Pasión andaluza
Es bonica,
muy pequeñica, pero la mar de salá. Sus ojillos verde oliva se comen
el mundo a cada paso. Carece de la paciencia necesaria para saber hacia dónde
anda, pero le impresionan las pequeñas cosas. No las cotidianas, sino las
extraordinarias. Las que arrancan sonrisas.
Con el corazón dividido piensa en los buenos días del
señor que la llevaba a la facultad conduciendo el Tussam [el autobús]. El bombón que en navidad le
regalaban en la librería Beta de la calle Sierpes. El quiosquero, sevillano
donde los haya, que le vendía el periódico… Adoraba el “mi arma”, casi tanto
como su Torre del Oro, su Giralda o su Catedral. Vivía para los mojitos a la
vera del río Guadalquivir. Se emborrachaba de gusto en la ciudad que la enseñó
a reír. Recuerda y se siente morir de gozo al dibujar en su memoria esa mañana
del mes de noviembre en la que recorrió por primera vez San Jacinto.

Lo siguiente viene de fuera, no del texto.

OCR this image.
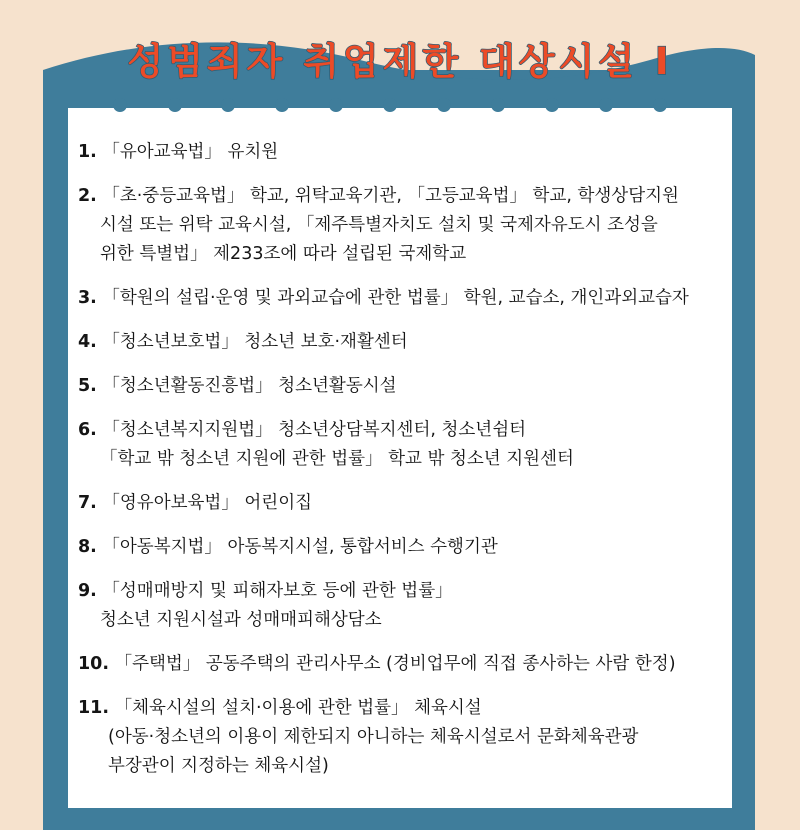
성범죄자 취업제한 대상시설 Ⅰ
1. 「유아교육법」 유치원
2. 「초·중등교육법」 학교, 위탁교육기관, 「고등교육법」 학교, 학생상담지원
시설 또는 위탁 교육시설, 「제주특별자치도 설치 및 국제자유도시 조성을
위한 특별법」 제233조에 따라 설립된 국제학교
3. 「학원의 설립·운영 및 과외교습에 관한 법률」 학원, 교습소, 개인과외교습자
4. 「청소년보호법」 청소년 보호·재활센터
5. 「청소년활동진흥법」 청소년활동시설
6. 「청소년복지지원법」 청소년상담복지센터, 청소년쉼터
「학교 밖 청소년 지원에 관한 법률」 학교 밖 청소년 지원센터
7. 「영유아보육법」 어린이집
8. 「아동복지법」 아동복지시설, 통합서비스 수행기관
9. 「성매매방지 및 피해자보호 등에 관한 법률」
청소년 지원시설과 성매매피해상담소
10. 「주택법」 공동주택의 관리사무소 (경비업무에 직접 종사하는 사람 한정)
11. 「체육시설의 설치·이용에 관한 법률」 체육시설
(아동·청소년의 이용이 제한되지 아니하는 체육시설로서 문화체육관광
부장관이 지정하는 체육시설)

El sol
bañaba un barrio que le pareció lleno de colores y olores. Pensó que era
imposible ser infeliz despertándose en Sevilla, y cruzó el puente Isabel II con
un nudo en el estómago, sintiendo que no se merecía lo que estaba viendo.
Única y maravillosa, son sus calles y son sus gentes.
A penas acierta explicar la ternura y la adicción que en ella crea el carácter
sevillano. La apariencia, la Feria de Abril y la Semana Santa, los buques
insignia de la cultura hispalense que descubrió en sus años universitarios. El
calor invernadero tras los meses de invierno, las cervezas y las tapas llenas
de arte. Son sus raíces, las que siente, las que quiere. Su definición por excelencia
de Andalucía. El origen del orgullo con que mira a su tierra.
Y en la otra mitad de su alma, eso sí algo más grande,
su Punta Umbría, la flecha de la costa de la luz, la maravilla onubense, la
cuna de sus amores, la pasión de sus marineros. De ella, ni falta hace que
hable, pues sus arenas blancas susurran por si solas la majestuosidad de la
mar, señora incuestionable de su pueblo. Su ría, la envidia de los señoritos,
el parque de los chiquillos en las tardes de verano. El olor a salitre y a
pino. La espuma blanca del oleaje contra el espigón, la magia de los Enebrales,
el atardecer dorado de la playa. Los puntaumbrieños a la puerta de las casas,
la plaza abarrotá. El pescao fresco, las coquinas, las gambas…
El buen comer, madre mía. No sé puede aguantá
lo bonito que es su hogar, su pueblo, y repite, su Punta Umbría.
Tampoco no se olvida de la gracia gaditana, la Alhambra
y mala follá Granaína, la hermosura cordobesa, el aceite de Jaén, su pasado
almeriense... Todas son pa rabia de
gusto, verdaderas joyas provinciales, pero ésta es su historia, y su ser es
ante todo puntaumbrieño por nacimiento e hispalense por devoción.
Ha tenido que volar, pero lleva en la sangre más que
nunca la gracia del sentir andalú.
Jamás supo cantá ni bailá. Pero escucha su cante y se le
llena el alma de alegría, las venas de algarabía y no hay dificultad que la
supere. Su cuerpecillo y su mente laten con la maestría de la música de sus
paisanos y se abandona al recuerdo de las mágicas noches del sur de su
península. Gracias da día sí y día también por ser una morena de Andalucía, por
El Rocío y la romería ¡Qué bonito su verde y blanco! ¡Qué trabajadores sus
abuelos, sus padres! ¡Cuánto les ha
costao sacarla pa lante, pero qué
bien hecha les ha queao esa tierra
suya!
Tumbada en una cama madrileña se emociona esa andaluza
al pensar en el momento de volver al sol y los sabores de su infancia, segura
de que no olvidará de dónde viene ni a dónde volverá.